Because bone conduction headphones are generally marketed for sporting activities, most will come with a decent IP rating for water resistance. Some will be sweatproof and fine for when it rains, whilst others will even be fine for swimming with!
A few negatives
It’s only right that we mention the negatives too, and for these there are very few.
There are limits on the volume and bass that these provide, but that is in part due to the fact that you’re still meant to be able to hear the outside world. So this is probably more of a results of the design and technology.
It may take a little while getting used to that, and if external noises are too loud, then you can sometimes struggle to hear specific audio. Again, we go back to the safety aspect and the rationale that whilst running it’s more important to be aware of your surrounding than drowning them out with music.
Decent branded bone conduction headphones will set you back around £70/$80 so they’re not cheap, but you will get quality headphones that will last and and are made specifically for your running.
There are cheaper models out there, but we’ve found that the batteries don’t last as long, and there is a drop in build quality.

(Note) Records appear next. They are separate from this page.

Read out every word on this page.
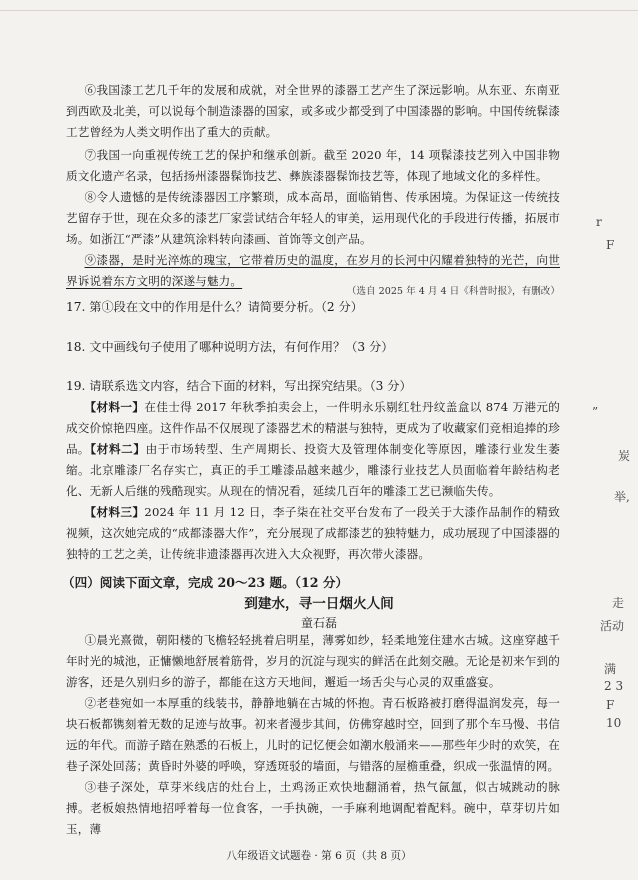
⑥我国漆工艺几千年的发展和成就，对全世界的漆器工艺产生了深远影响。从东亚、东南亚到西欧及北美，可以说每个制造漆器的国家，或多或少都受到了中国漆器的影响。中国传统髹漆工艺曾经为人类文明作出了重大的贡献。

⑦我国一向重视传统工艺的保护和继承创新。截至 2020 年，14 项髹漆技艺列入中国非物质文化遗产名录，包括扬州漆器髹饰技艺、彝族漆器髹饰技艺等，体现了地域文化的多样性。

⑧令人遗憾的是传统漆器因工序繁琐，成本高昂，面临销售、传承困境。为保证这一传统技艺留存于世，现在众多的漆艺厂家尝试结合年轻人的审美，运用现代化的手段进行传播，拓展市场。如浙江“严漆”从建筑涂料转向漆画、首饰等文创产品。

⑨漆器，是时光淬炼的瑰宝，它带着历史的温度，在岁月的长河中闪耀着独特的光芒，向世界诉说着东方文明的深遂与魅力。

（选自 2025 年 4 月 4 日《科普时报》，有删改）
17. 第①段在文中的作用是什么？请简要分析。（2 分）
18. 文中画线句子使用了哪种说明方法，有何作用？（3 分）
19. 请联系选文内容，结合下面的材料，写出探究结果。（3 分）

【材料一】在佳士得 2017 年秋季拍卖会上，一件明永乐剔红牡丹纹盖盒以 874 万港元的成交价惊艳四座。这件作品不仅展现了漆器艺术的精湛与独特，更成为了收藏家们竞相追捧的珍品。

【材料二】由于市场转型、生产周期长、投资大及管理体制变化等原因，雕漆行业发生萎缩。北京雕漆厂名存实亡，真正的手工雕漆品越来越少，雕漆行业技艺人员面临着年龄结构老化、无新人后继的残酷现实。从现在的情况看，延续几百年的雕漆工艺已濒临失传。

【材料三】2024 年 11 月 12 日，李子柒在社交平台发布了一段关于大漆作品制作的精致视频，这次她完成的“成都漆器大作”，充分展现了成都漆艺的独特魅力，成功展现了中国漆器的独特的工艺之美，让传统非遗漆器再次进入大众视野，再次带火漆器。

（四）阅读下面文章，完成 20～23 题。（12 分）
到建水，寻一日烟火人间
童石磊

①晨光熹微，朝阳楼的飞檐轻轻挑着启明星，薄雾如纱，轻柔地笼住建水古城。这座穿越千年时光的城池，正慵懒地舒展着筋骨，岁月的沉淀与现实的鲜活在此刻交融。无论是初来乍到的游客，还是久别归乡的游子，都能在这方天地间，邂逅一场舌尖与心灵的双重盛宴。

②老巷宛如一本厚重的线装书，静静地躺在古城的怀抱。青石板路被打磨得温润发亮，每一块石板都镌刻着无数的足迹与故事。初来者漫步其间，仿佛穿越时空，回到了那个车马慢、书信远的年代。而游子踏在熟悉的石板上，儿时的记忆便会如潮水般涌来——那些年少时的欢笑，在巷子深处回荡；黄昏时外婆的呼唤，穿透斑驳的墙面，与错落的屋檐重叠，织成一张温情的网。

③巷子深处，草芽米线店的灶台上，土鸡汤正欢快地翻涌着，热气氤氲，似古城跳动的脉搏。老板娘热情地招呼着每一位食客，一手执碗，一手麻利地调配着配料。碗中，草芽切片如玉，薄

八年级语文试题卷 · 第 6 页（共 8 页）
r
F
”
炭
举,
走
活动
满
2 3
F
10
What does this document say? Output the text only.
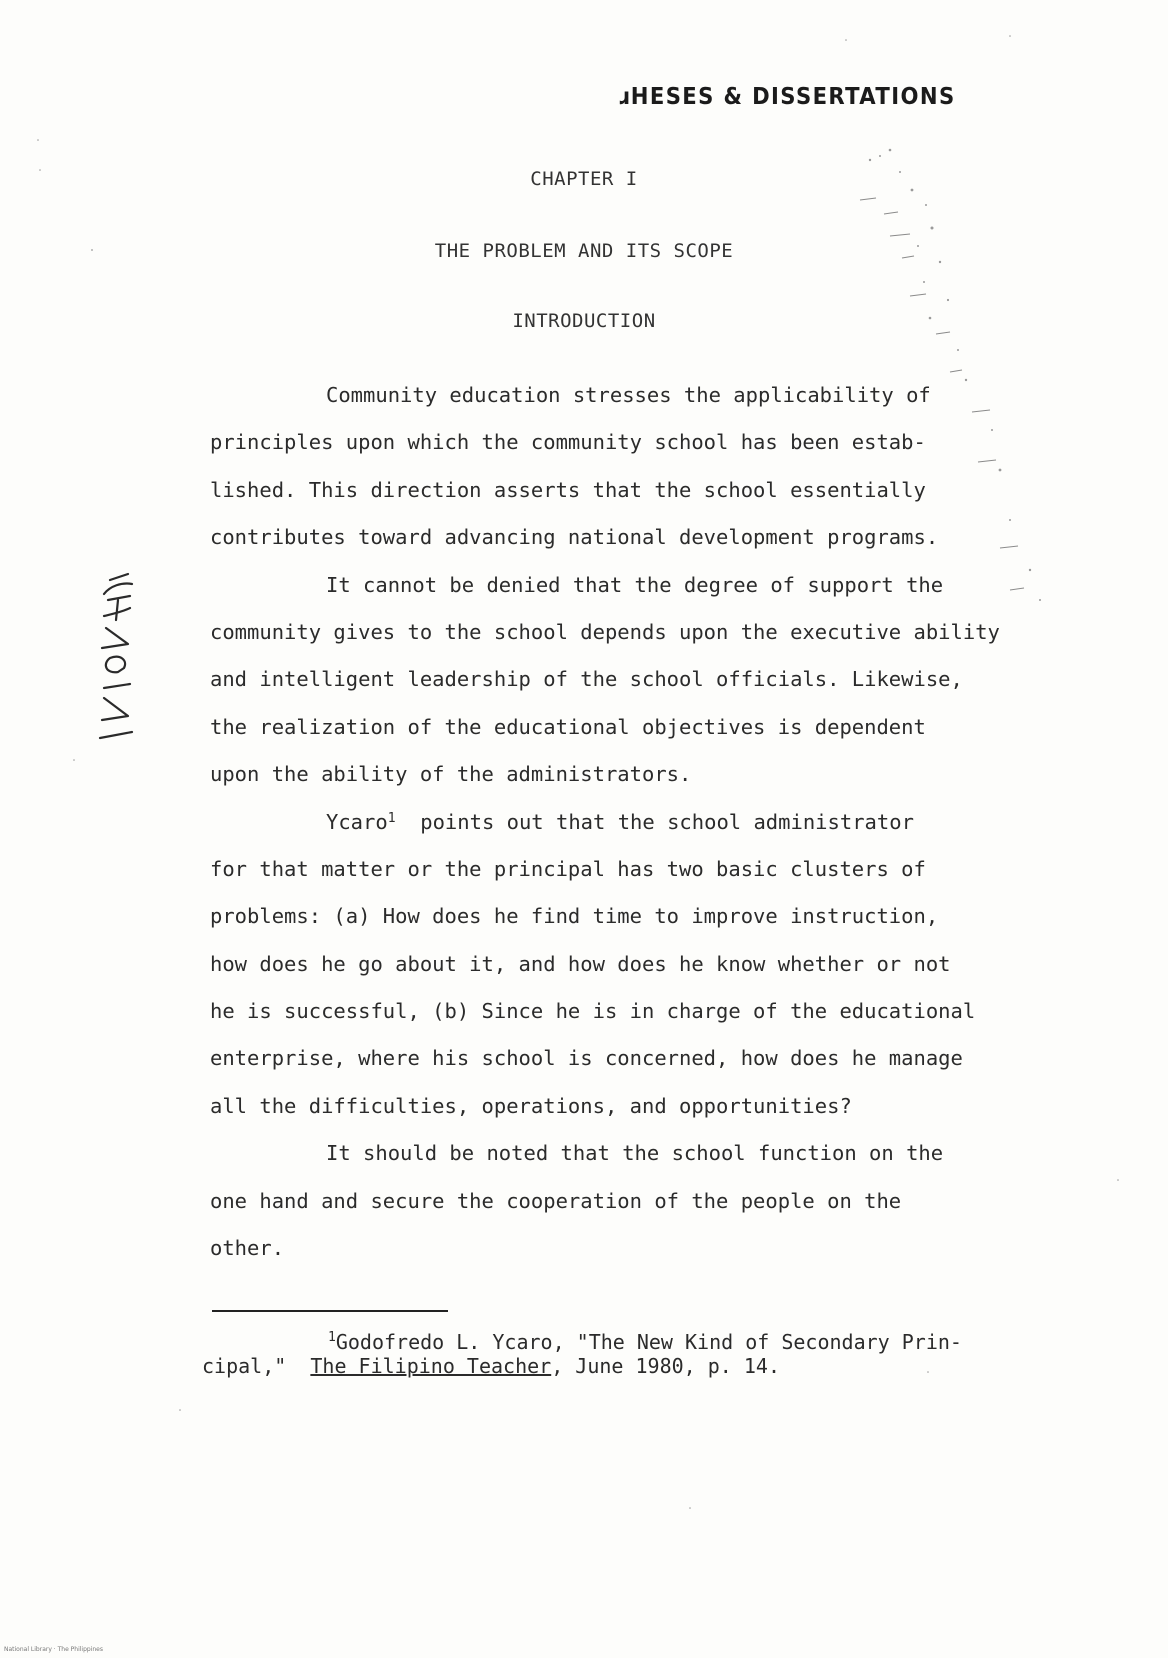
ɹHESES & DISSERTATIONS
CHAPTER I
THE PROBLEM AND ITS SCOPE
INTRODUCTION
Community education stresses the applicability of
principles upon which the community school has been estab-
lished. This direction asserts that the school essentially
contributes toward advancing national development programs.
It cannot be denied that the degree of support the
community gives to the school depends upon the executive ability
and intelligent leadership of the school officials. Likewise,
the realization of the educational objectives is dependent
upon the ability of the administrators.
Ycaro$^1$  points out that the school administrator
for that matter or the principal has two basic clusters of
problems: (a) How does he find time to improve instruction,
how does he go about it, and how does he know whether or not
he is successful, (b) Since he is in charge of the educational
enterprise, where his school is concerned, how does he manage
all the difficulties, operations, and opportunities?
It should be noted that the school function on the
one hand and secure the cooperation of the people on the
other.
$^1$Godofredo L. Ycaro, "The New Kind of Secondary Prin-
cipal,"  The Filipino Teacher, June 1980, p. 14.
National Library · The Philippines
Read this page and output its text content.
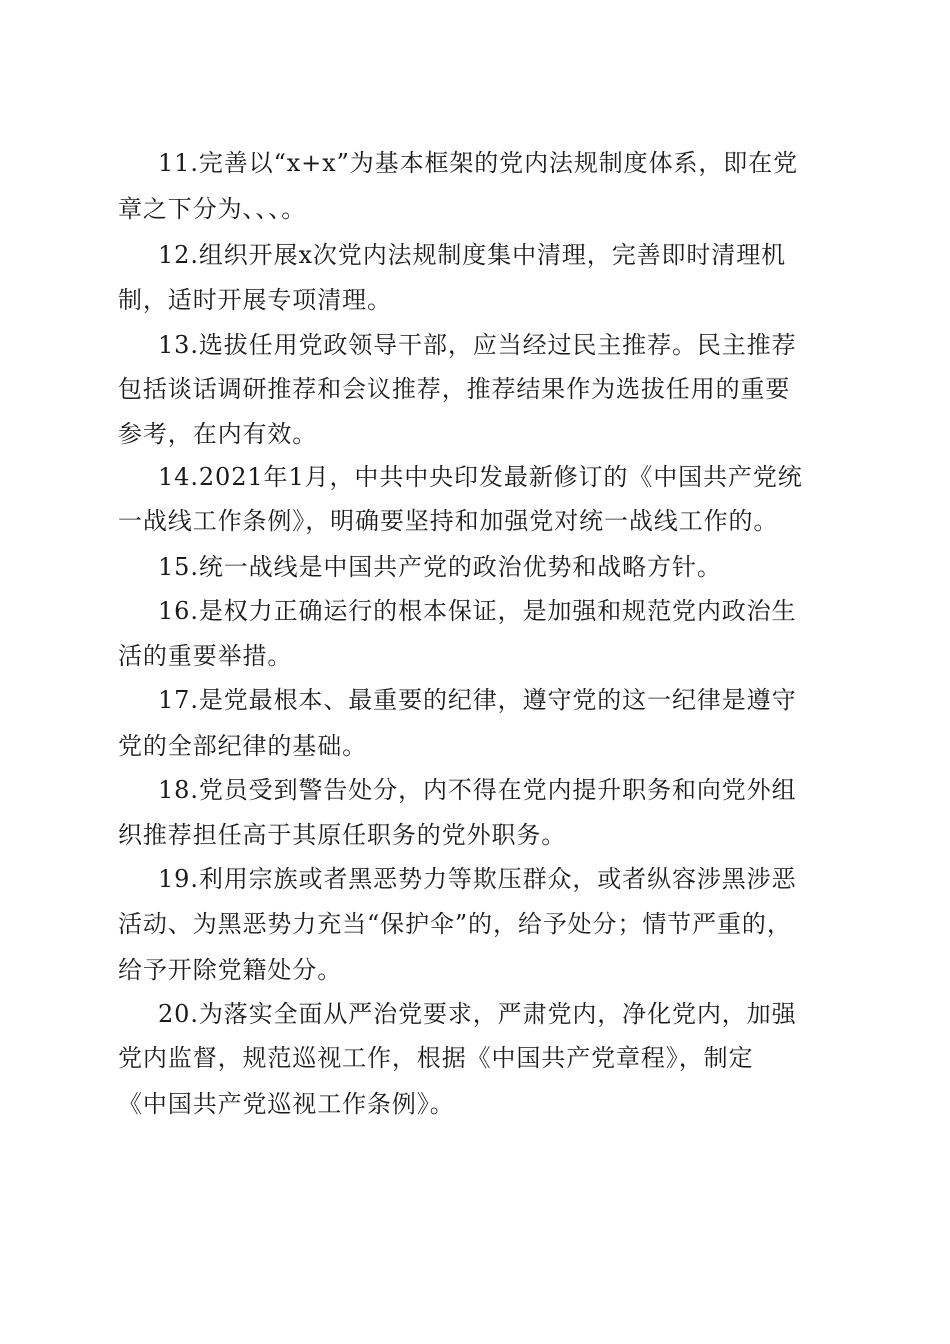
11.完善以“x+x”为基本框架的党内法规制度体系，即在党
章之下分为、、、。
12.组织开展x次党内法规制度集中清理，完善即时清理机
制，适时开展专项清理。
13.选拔任用党政领导干部，应当经过民主推荐。民主推荐
包括谈话调研推荐和会议推荐，推荐结果作为选拔任用的重要
参考，在内有效。
14.2021年1月，中共中央印发最新修订的《中国共产党统
一战线工作条例》，明确要坚持和加强党对统一战线工作的。
15.统一战线是中国共产党的政治优势和战略方针。
16.是权力正确运行的根本保证，是加强和规范党内政治生
活的重要举措。
17.是党最根本、最重要的纪律，遵守党的这一纪律是遵守
党的全部纪律的基础。
18.党员受到警告处分，内不得在党内提升职务和向党外组
织推荐担任高于其原任职务的党外职务。
19.利用宗族或者黑恶势力等欺压群众，或者纵容涉黑涉恶
活动、为黑恶势力充当“保护伞”的，给予处分；情节严重的，
给予开除党籍处分。
20.为落实全面从严治党要求，严肃党内，净化党内，加强
党内监督，规范巡视工作，根据《中国共产党章程》，制定
《中国共产党巡视工作条例》。
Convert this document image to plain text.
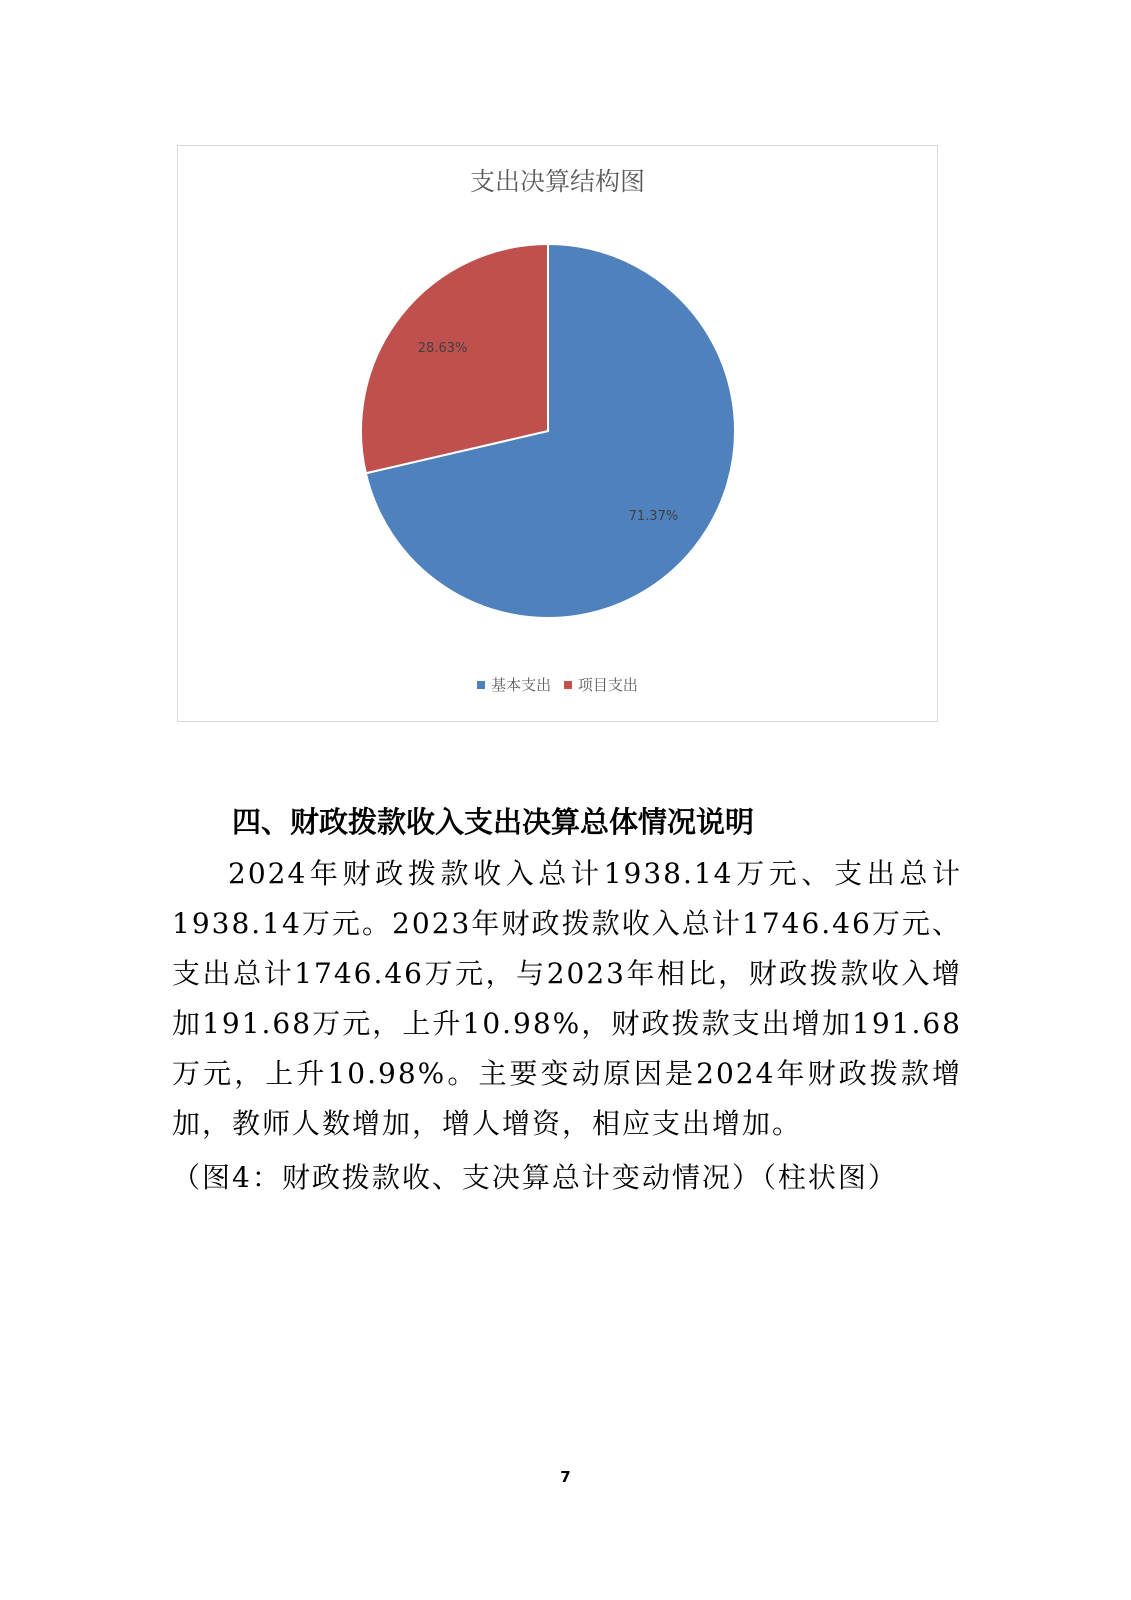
支出决算结构图
71.37%
28.63%
基本支出
项目支出
四、财政拨款收入支出决算总体情况说明
2024年财政拨款收入总计1938.14万元、支出总计1938.14万元。2023年财政拨款收入总计1746.46万元、支出总计1746.46万元，与2023年相比，财政拨款收入增加191.68万元，上升10.98%，财政拨款支出增加191.68万元，上升10.98%。主要变动原因是2024年财政拨款增加，教师人数增加，增人增资，相应支出增加。
（图4：财政拨款收、支决算总计变动情况）（柱状图）
7
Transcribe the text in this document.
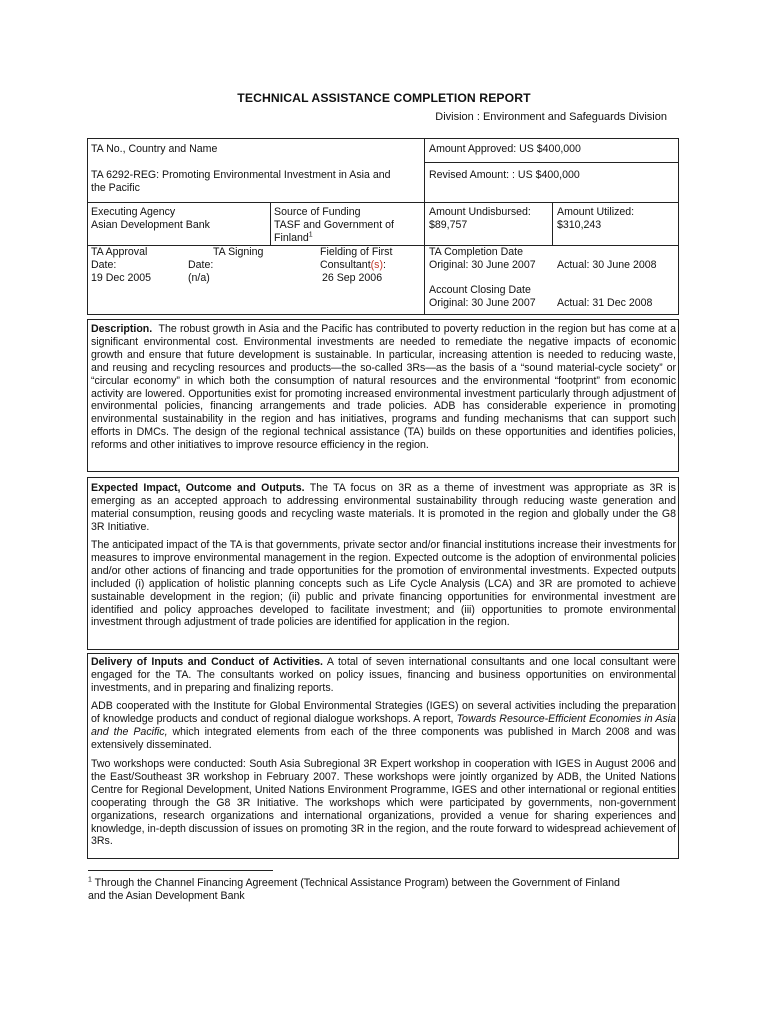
TECHNICAL ASSISTANCE COMPLETION REPORT
Division : Environment and Safeguards Division
TA No., Country and Name
TA 6292-REG: Promoting Environmental Investment in Asia and
the Pacific
Amount Approved: US $400,000
Revised Amount: : US $400,000
Executing Agency
Asian Development Bank
Source of Funding
TASF and Government of
Finland$^1$
Amount Undisbursed:
$89,757
Amount Utilized:
$310,243
TA Approval
Date:
19 Dec 2005
TA Signing
Date:
(n/a)
Fielding of First
Consultant(s):
26 Sep 2006
TA Completion Date
Original: 30 June 2007 Actual: 30 June 2008
Account Closing Date
Original: 30 June 2007 Actual: 31 Dec 2008
Description. The robust growth in Asia and the Pacific has contributed to poverty reduction in the region but has come at a significant environmental cost. Environmental investments are needed to remediate the negative impacts of economic growth and ensure that future development is sustainable. In particular, increasing attention is needed to reducing waste, and reusing and recycling resources and products—the so-called 3Rs—as the basis of a “sound material-cycle society” or “circular economy” in which both the consumption of natural resources and the environmental “footprint” from economic activity are lowered. Opportunities exist for promoting increased environmental investment particularly through adjustment of environmental policies, financing arrangements and trade policies. ADB has considerable experience in promoting environmental sustainability in the region and has initiatives, programs and funding mechanisms that can support such efforts in DMCs. The design of the regional technical assistance (TA) builds on these opportunities and identifies policies, reforms and other initiatives to improve resource efficiency in the region.
Expected Impact, Outcome and Outputs. The TA focus on 3R as a theme of investment was appropriate as 3R is emerging as an accepted approach to addressing environmental sustainability through reducing waste generation and material consumption, reusing goods and recycling waste materials. It is promoted in the region and globally under the G8 3R Initiative.
The anticipated impact of the TA is that governments, private sector and/or financial institutions increase their investments for measures to improve environmental management in the region. Expected outcome is the adoption of environmental policies and/or other actions of financing and trade opportunities for the promotion of environmental investments. Expected outputs included (i) application of holistic planning concepts such as Life Cycle Analysis (LCA) and 3R are promoted to achieve sustainable development in the region; (ii) public and private financing opportunities for environmental investment are identified and policy approaches developed to facilitate investment; and (iii) opportunities to promote environmental investment through adjustment of trade policies are identified for application in the region.
Delivery of Inputs and Conduct of Activities. A total of seven international consultants and one local consultant were engaged for the TA. The consultants worked on policy issues, financing and business opportunities on environmental investments, and in preparing and finalizing reports.
ADB cooperated with the Institute for Global Environmental Strategies (IGES) on several activities including the preparation of knowledge products and conduct of regional dialogue workshops. A report, Towards Resource-Efficient Economies in Asia and the Pacific, which integrated elements from each of the three components was published in March 2008 and was extensively disseminated.
Two workshops were conducted: South Asia Subregional 3R Expert workshop in cooperation with IGES in August 2006 and the East/Southeast 3R workshop in February 2007. These workshops were jointly organized by ADB, the United Nations Centre for Regional Development, United Nations Environment Programme, IGES and other international or regional entities cooperating through the G8 3R Initiative. The workshops which were participated by governments, non-government organizations, research organizations and international organizations, provided a venue for sharing experiences and knowledge, in-depth discussion of issues on promoting 3R in the region, and the route forward to widespread achievement of 3Rs.
$^1$ Through the Channel Financing Agreement (Technical Assistance Program) between the Government of Finland
and the Asian Development Bank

Recommended Bone Conduction Headphones
When buying bone conduction headphones we always go for Shokz. Shokz are the world’s leading bone conduction technology manufacturer and innovator, and prior to December 2021 were called AfterShokz. They boast over 7 million customers so you know that you’re getting a quality product with the customer service to back it up.
They have a wide range available from the entry level OpenMove to the premium OpenRun Pro which boasts enhanced bass, a 10-hour battery life, and quick-charge feature.